Shot on High 8 Handycam and 16mm, the $120,000 film took four years to finish and was only completed last month, just in time to be shown at the SFIFF. (It won the Golden Spire for Bay Area documentary.) It manages to be an entertaining package tour of 1990s feminism, the sex trade, sociology, and a mother-daughter relationship in crisis. It's also an essay in perseverance. According to Query, the struggle was worth it. "We have much better working conditions at the club, as evidenced by the fact that I can still work there and I'm 32," she says. "We still have no benefits, but we're not fired for getting up in the wage scale, and we're no longer classified by race, hair color, or breast size."

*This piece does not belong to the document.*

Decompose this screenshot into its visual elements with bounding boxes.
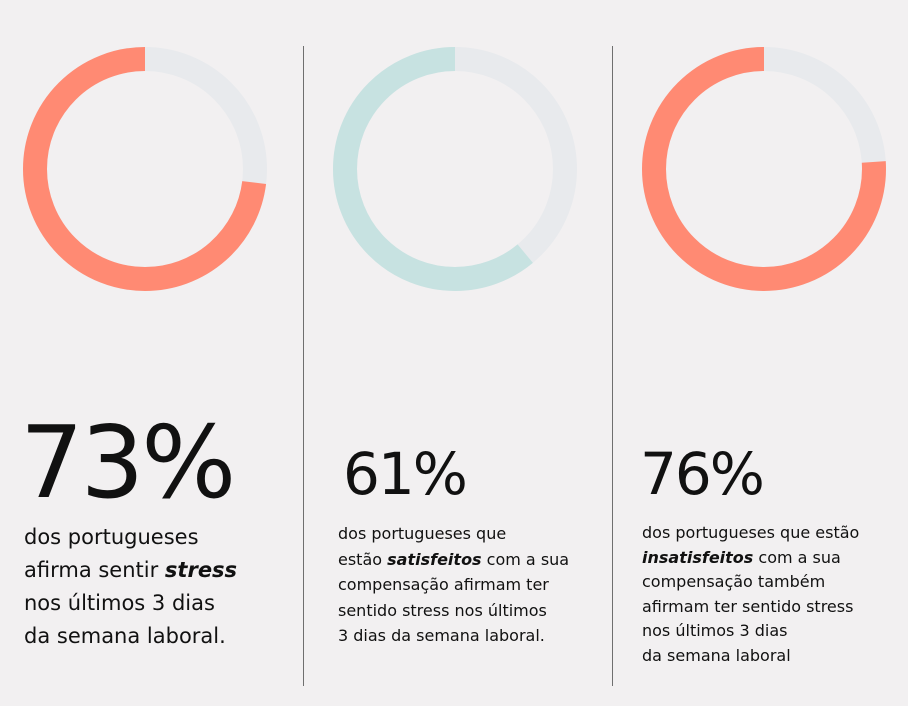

The emotional crux of the film, though, is personal, not economic. Query's mother -- a pioneer in working with street prostitutes in New York -- was not privy to her daughter's choice of profession. And the disclosure, necessitated when both women were invited to speak at the same conference, is painful to watch and more dramatic than the crescendo of a Hollywood movie. "I would never tell my child she should have shame," says Query's mother, devastated at hearing the news. "But I think you went too far."
Query says if she could have avoided having to tell her mother what she did for a living, she would have. "During the '60s, while other people were having the Summer of Love, my mother was one of 10 women in [her] med school," says Query. "She tried very hard to earn respect from the masculine world, and she wanted me to be a success in a way that fits that model. The fact that New York MOMA is showing the film has thrilled her. She's throwing a party, but I don't think she's told anyone what it's about."
Live Nude Girls, UNITE! shows Wednesday, April 26, at 10 p.m. at the AMC Kabuki. It will open theatrically in the fall.